The S.H.A.R.E research study is designed to address some of the reasons why the prevalence of HIV/AIDS is experienced disproportionately among African American women. Women of color worldwide are affected by HIV/AIDS at rates far higher than any other race. In the last decade, the incidence of HIV/AIDS in these communities saw a slight decline. In 2016, African American women accounted for 4,560 (61%) of the estimated new HIV infections among all women (CDC, 2018). This is an alarming statistic as African American women over the ages of 18 make up only 13% of the female population, yet account for the majority of new HIV/AIDS cases. This statistic demonstrates the need to develop programs focusing on African women and their daughters.

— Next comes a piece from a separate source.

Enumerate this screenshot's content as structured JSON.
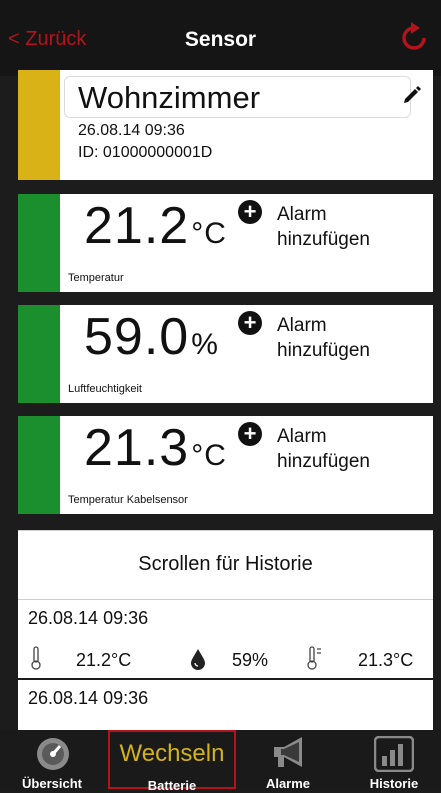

Nationwide, African American youth represent one of the fastest-growing HIV risk groups with nearly 60% of all new HIV infections among adolescents aged 13-24 (CDC, 2018). Among adolescent females, the rate of new HIV infections is six times higher than that of young Hispanic females and twenty times higher than White females (CDC, 2014). Additionally, African American females report earlier sexual debut, less condom use, more adolescent pregnancy, and a higher rate of sexually transmitted infections when compared with other racial and ethnic groups.
African American daughters have been found to be more parent-oriented, perceive greater support from parents, and are more likely to prefer parents to peers as sources of sexual and contraceptive information than their counterparts of other races/ethnicities (Cedarbaum, 2012). Among sexually active adolescents, parent-child sexual risk communication has been associated with more responsible sexual attitudes and behaviors, including more frequent and consistent condom use, sexual risk communication, and self-efficacy (Henrich et al, 2003). Therefore, mothers who have tested positive for HIV are essential in this study to help promote HIV prevention activities, as the continued high HIV risk for African American female adolescents necessitates sustained efforts to develop innovative HIV risk reduction interventions for this population.